Talvez a ansiedade confessa do autor ao lançar O senhor agora vai mudar de corpo exista porque o livro, mesmo diante de um olhar exaustivamente técnico, é uma das narrativas do escritor pernambucano mais fortes também por seu conteúdo. Carrero está aqui em um território novo, levando para o papel (e transfigurando) sua experiência. Mais do que expor sua vida, o autor tinha outro temor: o que de a narrativa fosse uma prosa simples, um relatório, uma confissão puramente emotiva.

“O que não gosta deste mundo é da proclamação da dor, como se faz em todos os lugares e por qualquer motivo”, afirma a obra. O senhor agora vai mudar de corpo, não por acaso, passa longe dessa impressão. O volume não é uma proclamação da dor, é uma proclamação de como a vida e a morte habitam os mesmos espaços, são perigos e milagres. Carrero, personagem-autor, não se vangloria de ter sobrevivido ou de ter sofrido. Ele cria na força de sua experiência pré e pós-AVC uma ficção que não deixa de estar cheia de recursos, imagens e metáforas.
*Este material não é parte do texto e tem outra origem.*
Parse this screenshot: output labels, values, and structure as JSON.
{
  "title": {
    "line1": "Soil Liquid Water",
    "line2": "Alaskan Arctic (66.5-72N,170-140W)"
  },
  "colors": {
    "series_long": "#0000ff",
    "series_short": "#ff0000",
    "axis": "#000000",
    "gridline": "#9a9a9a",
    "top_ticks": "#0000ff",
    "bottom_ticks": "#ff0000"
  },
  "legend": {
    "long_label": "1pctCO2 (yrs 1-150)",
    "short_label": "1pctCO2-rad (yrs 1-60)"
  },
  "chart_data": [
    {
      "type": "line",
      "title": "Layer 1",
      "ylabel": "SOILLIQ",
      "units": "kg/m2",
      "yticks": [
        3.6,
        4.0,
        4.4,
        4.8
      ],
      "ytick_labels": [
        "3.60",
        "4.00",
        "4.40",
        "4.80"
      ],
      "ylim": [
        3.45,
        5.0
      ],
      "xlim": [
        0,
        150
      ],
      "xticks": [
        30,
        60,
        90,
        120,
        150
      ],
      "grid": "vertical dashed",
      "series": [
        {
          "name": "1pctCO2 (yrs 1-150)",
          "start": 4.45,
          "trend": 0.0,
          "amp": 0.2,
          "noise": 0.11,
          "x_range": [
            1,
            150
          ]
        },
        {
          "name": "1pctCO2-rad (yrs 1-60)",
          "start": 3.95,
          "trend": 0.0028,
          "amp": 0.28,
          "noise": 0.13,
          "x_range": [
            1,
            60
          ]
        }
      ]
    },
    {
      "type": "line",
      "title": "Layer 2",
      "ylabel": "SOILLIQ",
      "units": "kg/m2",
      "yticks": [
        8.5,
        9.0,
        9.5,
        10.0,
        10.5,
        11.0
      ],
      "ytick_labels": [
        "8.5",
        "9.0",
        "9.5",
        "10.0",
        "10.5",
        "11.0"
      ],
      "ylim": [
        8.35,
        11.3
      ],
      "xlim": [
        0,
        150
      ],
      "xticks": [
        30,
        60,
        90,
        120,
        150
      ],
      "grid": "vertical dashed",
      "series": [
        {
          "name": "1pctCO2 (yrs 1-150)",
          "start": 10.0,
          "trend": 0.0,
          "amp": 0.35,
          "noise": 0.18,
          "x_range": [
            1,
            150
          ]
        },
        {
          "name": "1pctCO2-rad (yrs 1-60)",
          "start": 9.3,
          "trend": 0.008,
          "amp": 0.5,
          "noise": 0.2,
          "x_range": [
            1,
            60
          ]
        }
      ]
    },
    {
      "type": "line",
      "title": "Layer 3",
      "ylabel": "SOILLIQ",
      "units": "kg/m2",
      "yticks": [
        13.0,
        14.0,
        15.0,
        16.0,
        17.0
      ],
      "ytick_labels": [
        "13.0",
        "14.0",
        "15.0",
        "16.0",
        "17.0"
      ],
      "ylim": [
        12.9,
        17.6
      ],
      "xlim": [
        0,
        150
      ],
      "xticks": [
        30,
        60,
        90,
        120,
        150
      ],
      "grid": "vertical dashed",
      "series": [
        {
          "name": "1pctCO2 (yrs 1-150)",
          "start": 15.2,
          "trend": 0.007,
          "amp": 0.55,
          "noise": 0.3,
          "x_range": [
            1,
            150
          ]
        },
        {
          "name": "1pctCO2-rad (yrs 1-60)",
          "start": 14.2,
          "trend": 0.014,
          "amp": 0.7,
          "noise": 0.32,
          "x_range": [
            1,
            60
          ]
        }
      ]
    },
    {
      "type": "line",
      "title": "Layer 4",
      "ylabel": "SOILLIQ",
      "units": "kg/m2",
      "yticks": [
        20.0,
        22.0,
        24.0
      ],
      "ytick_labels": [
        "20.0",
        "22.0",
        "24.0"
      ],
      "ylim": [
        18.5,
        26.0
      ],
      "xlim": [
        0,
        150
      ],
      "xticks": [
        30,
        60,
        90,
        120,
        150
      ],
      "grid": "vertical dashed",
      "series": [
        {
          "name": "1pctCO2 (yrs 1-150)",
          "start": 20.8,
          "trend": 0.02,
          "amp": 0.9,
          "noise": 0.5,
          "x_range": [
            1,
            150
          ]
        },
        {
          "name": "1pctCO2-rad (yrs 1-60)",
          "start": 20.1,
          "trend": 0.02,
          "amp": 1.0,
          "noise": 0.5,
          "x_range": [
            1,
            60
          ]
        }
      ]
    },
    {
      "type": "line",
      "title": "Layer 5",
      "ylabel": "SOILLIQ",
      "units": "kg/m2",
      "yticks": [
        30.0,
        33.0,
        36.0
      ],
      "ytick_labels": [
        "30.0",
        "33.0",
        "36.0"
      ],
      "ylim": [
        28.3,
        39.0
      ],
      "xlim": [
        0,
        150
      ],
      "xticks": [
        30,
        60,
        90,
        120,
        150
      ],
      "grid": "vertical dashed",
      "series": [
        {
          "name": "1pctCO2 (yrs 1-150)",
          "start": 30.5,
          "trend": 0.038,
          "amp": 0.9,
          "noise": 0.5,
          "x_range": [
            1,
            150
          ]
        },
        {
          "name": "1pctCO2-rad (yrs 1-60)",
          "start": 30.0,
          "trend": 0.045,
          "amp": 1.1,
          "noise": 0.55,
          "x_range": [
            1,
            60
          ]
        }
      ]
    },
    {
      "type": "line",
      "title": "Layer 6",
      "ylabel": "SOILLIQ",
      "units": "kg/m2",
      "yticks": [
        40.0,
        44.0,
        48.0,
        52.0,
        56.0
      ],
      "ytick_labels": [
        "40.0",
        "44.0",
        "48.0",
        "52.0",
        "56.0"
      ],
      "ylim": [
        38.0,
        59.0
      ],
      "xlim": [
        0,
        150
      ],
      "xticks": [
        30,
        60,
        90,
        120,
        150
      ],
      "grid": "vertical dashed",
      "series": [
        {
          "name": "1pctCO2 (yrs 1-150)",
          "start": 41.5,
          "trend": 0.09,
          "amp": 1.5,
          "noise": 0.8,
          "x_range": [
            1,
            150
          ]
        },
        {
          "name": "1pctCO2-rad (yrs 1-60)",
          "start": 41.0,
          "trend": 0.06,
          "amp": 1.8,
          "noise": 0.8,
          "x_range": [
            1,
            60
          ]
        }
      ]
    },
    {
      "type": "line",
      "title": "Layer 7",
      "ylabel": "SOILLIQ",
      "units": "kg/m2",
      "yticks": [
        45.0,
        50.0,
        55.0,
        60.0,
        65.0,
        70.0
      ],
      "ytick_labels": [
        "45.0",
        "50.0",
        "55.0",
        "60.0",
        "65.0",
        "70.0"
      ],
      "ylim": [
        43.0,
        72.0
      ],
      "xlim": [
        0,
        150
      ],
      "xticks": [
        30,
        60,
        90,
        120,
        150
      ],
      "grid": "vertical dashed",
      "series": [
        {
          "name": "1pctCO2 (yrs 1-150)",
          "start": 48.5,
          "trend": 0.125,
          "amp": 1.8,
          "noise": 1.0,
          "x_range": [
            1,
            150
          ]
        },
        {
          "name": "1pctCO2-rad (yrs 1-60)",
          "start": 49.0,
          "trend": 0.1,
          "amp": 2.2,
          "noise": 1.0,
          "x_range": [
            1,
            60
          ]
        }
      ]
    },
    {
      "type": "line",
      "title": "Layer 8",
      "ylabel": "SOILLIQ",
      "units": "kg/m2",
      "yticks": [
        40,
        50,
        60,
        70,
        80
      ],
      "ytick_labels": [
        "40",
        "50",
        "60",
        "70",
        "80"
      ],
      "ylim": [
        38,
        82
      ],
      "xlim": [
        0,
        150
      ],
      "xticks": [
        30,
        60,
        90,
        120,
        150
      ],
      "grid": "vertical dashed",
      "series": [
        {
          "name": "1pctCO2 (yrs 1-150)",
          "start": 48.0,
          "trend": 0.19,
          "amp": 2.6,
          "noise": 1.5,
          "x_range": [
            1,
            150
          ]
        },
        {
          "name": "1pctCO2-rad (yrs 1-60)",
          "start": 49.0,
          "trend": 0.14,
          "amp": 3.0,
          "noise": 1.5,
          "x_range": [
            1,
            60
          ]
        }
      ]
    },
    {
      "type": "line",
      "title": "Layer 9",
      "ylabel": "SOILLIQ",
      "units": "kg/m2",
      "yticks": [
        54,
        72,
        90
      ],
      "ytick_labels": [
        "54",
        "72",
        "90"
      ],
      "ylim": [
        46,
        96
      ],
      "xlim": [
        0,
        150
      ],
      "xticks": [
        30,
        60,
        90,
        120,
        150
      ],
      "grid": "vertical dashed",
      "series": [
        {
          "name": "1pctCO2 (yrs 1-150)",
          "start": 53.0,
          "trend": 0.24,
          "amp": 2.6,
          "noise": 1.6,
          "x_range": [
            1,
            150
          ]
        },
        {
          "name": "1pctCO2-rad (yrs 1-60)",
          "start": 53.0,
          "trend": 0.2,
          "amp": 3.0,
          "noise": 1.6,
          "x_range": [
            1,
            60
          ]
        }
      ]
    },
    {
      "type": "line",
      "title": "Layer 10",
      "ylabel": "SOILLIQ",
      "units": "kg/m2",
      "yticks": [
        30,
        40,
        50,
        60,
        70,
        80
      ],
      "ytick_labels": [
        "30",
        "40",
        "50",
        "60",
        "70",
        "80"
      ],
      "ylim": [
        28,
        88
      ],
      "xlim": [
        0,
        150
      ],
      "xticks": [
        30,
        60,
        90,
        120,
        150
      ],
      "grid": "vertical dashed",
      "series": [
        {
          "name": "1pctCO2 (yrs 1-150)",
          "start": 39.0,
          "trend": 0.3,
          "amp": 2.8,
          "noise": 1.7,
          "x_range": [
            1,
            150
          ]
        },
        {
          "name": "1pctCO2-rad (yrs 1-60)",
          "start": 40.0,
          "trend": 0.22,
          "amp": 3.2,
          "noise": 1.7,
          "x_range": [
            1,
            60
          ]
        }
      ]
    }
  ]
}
Quem acompanhou de alguma forma a vida do autor, verá que está ali um acerto de contas duplo: com sua própria vida e com a literatura. Não é um diário, mas um mergulho no próprio corpo e na própria alma, entre elucubrações e delírios com um velho, um anão, um homem alto e magro, um homem gordo e uma mulher grávida, por exemplo. São imagens sóbrias e decisivas.

Assim, a prosa de Carrero diz e esconde ao mesmo tempo. É uma tática eficaz, que faz o leitor se questionar ao longo da narrativa sobre o que é metáfora e o que é realidade. Houve mesmo uma moça com o peito cortado que visitou o personagem quando ele era músico? O livro é forte justamente porque não depende dessas respostas para mostrar como corpo e vida são assuntos sempre relacionados. É por isso que o físico na narrativa dialoga com política, fezes, sombras, Cristo e arte. No fim, mudar de corpo é a chance de avaliar a própria passagem pela existência, transformar-se em outro através de um mergulho em si mesmo.